Dexmedetomidine Protects Against Neurological Dysfunction in a Mouse Intracerebral Hemorrhage Model by Inhibiting Mitochondrial Dysfunction-Derived Oxidative Stress.

BACKGROUND

Intracerebral hemorrhage (ICH) is a subtype of stroke with high disability and mortality. Dexmedetomidine (Dex) has been shown to provide neuroprotection in several neurological diseases.

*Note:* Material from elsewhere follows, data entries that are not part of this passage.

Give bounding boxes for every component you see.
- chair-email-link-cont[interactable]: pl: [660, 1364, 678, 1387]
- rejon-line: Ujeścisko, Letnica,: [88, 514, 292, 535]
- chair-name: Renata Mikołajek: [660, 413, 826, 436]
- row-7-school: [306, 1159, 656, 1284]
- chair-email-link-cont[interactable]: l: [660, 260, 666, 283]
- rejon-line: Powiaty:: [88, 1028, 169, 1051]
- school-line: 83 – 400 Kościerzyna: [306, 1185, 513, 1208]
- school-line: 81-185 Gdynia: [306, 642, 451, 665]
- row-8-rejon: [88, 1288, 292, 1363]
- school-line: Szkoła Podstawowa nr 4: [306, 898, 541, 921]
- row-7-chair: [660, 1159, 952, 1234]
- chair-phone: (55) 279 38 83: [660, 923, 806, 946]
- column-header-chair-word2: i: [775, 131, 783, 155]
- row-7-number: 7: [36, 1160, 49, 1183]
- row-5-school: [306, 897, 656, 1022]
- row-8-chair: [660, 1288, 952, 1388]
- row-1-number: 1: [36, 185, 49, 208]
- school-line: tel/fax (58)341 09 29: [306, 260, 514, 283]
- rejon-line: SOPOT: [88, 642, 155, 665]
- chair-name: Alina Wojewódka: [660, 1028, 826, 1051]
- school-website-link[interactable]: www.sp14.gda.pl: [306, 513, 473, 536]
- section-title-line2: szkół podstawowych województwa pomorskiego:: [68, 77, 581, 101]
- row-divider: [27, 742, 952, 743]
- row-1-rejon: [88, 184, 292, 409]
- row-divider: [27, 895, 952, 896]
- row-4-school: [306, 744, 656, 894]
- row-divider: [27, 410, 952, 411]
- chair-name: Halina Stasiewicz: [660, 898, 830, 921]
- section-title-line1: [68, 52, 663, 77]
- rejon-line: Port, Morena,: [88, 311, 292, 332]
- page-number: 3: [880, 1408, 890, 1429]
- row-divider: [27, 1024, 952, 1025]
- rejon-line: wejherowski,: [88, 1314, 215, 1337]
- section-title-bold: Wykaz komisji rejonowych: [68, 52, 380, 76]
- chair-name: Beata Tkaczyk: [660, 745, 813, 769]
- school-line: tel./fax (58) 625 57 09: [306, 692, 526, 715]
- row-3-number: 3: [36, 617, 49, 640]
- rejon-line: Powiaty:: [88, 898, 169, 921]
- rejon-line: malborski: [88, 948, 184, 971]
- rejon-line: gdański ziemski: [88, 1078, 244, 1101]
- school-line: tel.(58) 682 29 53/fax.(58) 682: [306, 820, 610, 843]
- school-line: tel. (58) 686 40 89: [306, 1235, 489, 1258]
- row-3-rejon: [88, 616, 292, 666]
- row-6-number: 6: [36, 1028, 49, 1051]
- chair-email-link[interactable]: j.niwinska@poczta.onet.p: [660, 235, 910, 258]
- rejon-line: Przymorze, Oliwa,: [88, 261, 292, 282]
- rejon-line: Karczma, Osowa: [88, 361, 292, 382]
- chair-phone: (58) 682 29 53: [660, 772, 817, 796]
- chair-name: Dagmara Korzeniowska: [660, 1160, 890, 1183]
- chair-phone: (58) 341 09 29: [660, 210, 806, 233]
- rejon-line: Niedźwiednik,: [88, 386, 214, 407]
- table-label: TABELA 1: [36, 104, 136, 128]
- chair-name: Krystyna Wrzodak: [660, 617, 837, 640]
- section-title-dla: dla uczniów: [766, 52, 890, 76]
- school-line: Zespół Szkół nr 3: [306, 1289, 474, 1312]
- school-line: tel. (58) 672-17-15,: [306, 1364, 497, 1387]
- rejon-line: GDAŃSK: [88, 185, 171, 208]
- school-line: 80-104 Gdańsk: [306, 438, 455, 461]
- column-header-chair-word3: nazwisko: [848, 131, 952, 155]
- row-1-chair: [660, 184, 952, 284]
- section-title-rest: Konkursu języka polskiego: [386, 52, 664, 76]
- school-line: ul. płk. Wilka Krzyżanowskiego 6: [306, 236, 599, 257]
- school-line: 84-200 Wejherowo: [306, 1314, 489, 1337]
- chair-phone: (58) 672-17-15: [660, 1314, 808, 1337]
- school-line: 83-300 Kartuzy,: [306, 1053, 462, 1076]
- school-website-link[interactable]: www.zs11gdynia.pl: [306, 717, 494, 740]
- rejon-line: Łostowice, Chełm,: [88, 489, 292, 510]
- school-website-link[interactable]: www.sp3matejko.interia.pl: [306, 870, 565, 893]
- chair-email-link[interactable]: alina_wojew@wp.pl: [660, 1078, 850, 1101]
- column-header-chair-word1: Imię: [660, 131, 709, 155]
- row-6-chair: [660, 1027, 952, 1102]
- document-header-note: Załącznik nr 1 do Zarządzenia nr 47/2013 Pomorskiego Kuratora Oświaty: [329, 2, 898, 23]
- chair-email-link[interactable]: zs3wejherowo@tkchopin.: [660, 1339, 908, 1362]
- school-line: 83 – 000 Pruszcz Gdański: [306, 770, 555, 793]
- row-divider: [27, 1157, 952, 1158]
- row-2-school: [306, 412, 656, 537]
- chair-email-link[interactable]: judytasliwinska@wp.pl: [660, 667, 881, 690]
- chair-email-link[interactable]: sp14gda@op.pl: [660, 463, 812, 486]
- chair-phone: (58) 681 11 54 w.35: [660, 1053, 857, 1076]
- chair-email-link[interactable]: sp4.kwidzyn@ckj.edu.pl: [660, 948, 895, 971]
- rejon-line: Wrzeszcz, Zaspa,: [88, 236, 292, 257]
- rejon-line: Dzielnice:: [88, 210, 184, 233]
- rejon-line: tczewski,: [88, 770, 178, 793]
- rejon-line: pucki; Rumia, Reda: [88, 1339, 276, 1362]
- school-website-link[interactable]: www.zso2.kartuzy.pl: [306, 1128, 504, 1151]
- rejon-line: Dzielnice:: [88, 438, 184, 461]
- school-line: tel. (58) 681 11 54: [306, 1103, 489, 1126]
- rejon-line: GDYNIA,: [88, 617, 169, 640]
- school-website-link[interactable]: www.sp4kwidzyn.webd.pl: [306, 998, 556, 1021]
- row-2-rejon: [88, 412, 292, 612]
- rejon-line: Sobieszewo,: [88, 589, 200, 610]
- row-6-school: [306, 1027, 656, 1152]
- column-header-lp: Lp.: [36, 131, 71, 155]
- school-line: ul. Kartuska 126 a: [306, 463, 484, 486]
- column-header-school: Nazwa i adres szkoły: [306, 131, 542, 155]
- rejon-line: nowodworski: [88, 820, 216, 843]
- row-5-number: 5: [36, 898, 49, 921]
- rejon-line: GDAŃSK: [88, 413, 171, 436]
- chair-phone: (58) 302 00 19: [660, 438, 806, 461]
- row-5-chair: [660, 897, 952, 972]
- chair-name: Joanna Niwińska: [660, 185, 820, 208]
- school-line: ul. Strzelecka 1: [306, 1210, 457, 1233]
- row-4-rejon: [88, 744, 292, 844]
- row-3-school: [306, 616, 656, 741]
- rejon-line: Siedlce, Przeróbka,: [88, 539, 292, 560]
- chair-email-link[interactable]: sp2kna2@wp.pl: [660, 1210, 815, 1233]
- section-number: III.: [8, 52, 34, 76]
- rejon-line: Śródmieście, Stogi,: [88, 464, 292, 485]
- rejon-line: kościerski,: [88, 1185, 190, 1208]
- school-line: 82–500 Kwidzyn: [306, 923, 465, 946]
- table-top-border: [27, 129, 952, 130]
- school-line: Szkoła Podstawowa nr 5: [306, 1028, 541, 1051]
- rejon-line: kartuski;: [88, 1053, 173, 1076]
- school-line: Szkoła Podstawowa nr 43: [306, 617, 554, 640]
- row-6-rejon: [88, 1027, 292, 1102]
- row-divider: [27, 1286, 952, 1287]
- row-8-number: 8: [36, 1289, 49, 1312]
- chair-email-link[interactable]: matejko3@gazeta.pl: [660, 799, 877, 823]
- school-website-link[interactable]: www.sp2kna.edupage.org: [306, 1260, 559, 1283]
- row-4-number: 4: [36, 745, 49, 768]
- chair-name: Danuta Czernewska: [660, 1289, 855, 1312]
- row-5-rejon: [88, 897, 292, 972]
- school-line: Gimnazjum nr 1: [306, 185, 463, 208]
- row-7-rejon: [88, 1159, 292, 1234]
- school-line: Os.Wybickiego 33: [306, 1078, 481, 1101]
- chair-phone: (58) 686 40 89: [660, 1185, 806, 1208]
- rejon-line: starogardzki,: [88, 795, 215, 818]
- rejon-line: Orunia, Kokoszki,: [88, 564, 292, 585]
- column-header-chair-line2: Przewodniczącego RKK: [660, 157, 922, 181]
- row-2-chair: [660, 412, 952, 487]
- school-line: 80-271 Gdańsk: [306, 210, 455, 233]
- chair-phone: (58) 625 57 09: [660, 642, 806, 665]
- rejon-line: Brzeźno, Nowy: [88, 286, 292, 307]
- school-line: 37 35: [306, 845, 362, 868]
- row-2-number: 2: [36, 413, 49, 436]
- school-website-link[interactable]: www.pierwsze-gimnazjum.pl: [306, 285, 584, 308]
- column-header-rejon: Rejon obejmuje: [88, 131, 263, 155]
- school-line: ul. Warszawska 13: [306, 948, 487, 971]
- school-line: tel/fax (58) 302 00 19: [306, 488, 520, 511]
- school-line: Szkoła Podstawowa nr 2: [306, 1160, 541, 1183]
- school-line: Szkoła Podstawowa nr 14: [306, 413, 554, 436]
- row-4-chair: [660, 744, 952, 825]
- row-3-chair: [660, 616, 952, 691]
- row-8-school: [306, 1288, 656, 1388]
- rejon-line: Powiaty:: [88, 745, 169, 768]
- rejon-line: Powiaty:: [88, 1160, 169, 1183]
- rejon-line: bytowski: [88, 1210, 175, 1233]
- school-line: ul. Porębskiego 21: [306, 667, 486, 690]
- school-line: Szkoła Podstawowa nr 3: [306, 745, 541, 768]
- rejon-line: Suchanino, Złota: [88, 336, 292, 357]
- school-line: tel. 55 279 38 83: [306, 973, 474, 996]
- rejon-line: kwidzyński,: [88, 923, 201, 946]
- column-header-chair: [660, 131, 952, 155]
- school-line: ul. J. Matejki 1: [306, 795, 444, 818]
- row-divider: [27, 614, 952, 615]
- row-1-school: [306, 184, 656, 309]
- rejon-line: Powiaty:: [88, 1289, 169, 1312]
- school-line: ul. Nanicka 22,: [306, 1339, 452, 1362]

The aim of present study was to investigate the effects of Dex on ICH-induced neurological deficits and brain injury and the underlying mechanisms.

METHODS

ICH mouse model was established by intracerebral injection of autologous blood, followed by Dex or vehicle treatment. Neurological function, brain water content, neuronal activity, and oxidative parameters were determined. The protein expressions of peroxisome proliferator-activated receptor gamma coactivator 1-α (PGC-1α), uncoupling protein 2, and manganese-dependent superoxide dismutase were examined by western blotting.

RESULTS

Dex administration significantly inhibited ICH-induced the memory impairment, dyskinesia, brain edema, and neuron loss. In addition, ICH-induced the increase in brain oxidative stress level was markedly attenuated after Dex treatment, as evidenced by increased glutathione peroxidase and superoxide dismutase levels and reduced malondialdehyde and nitric oxide levels. Compared with vehicle-treated ICH mice, Dex-treated ICH mice showed significantly decreased intracellular reactive oxygen species (ROS) and mitochondrial ROS (mROS) production in brain, but had no effects on the increased nicotinamide-adenine dinucleotide phosphate oxidase activity. However, stimulation of mROS abrogated the inhibitory effects of Dex on neurological deficits and oxidative stress. The decrease in production of adenosine triphosphate and the expressions of PGC-1α, uncoupling protein 2, and manganese-dependent superoxide dismutase induced by ICH was restored by Dex treatment.

CONCLUSIONS

Our results reveal that Dex improves ICH-induced neurological deficits and brain injury by inhibiting PGC-1α pathway inactivation and mitochondrial dysfunction-derived oxidative stress.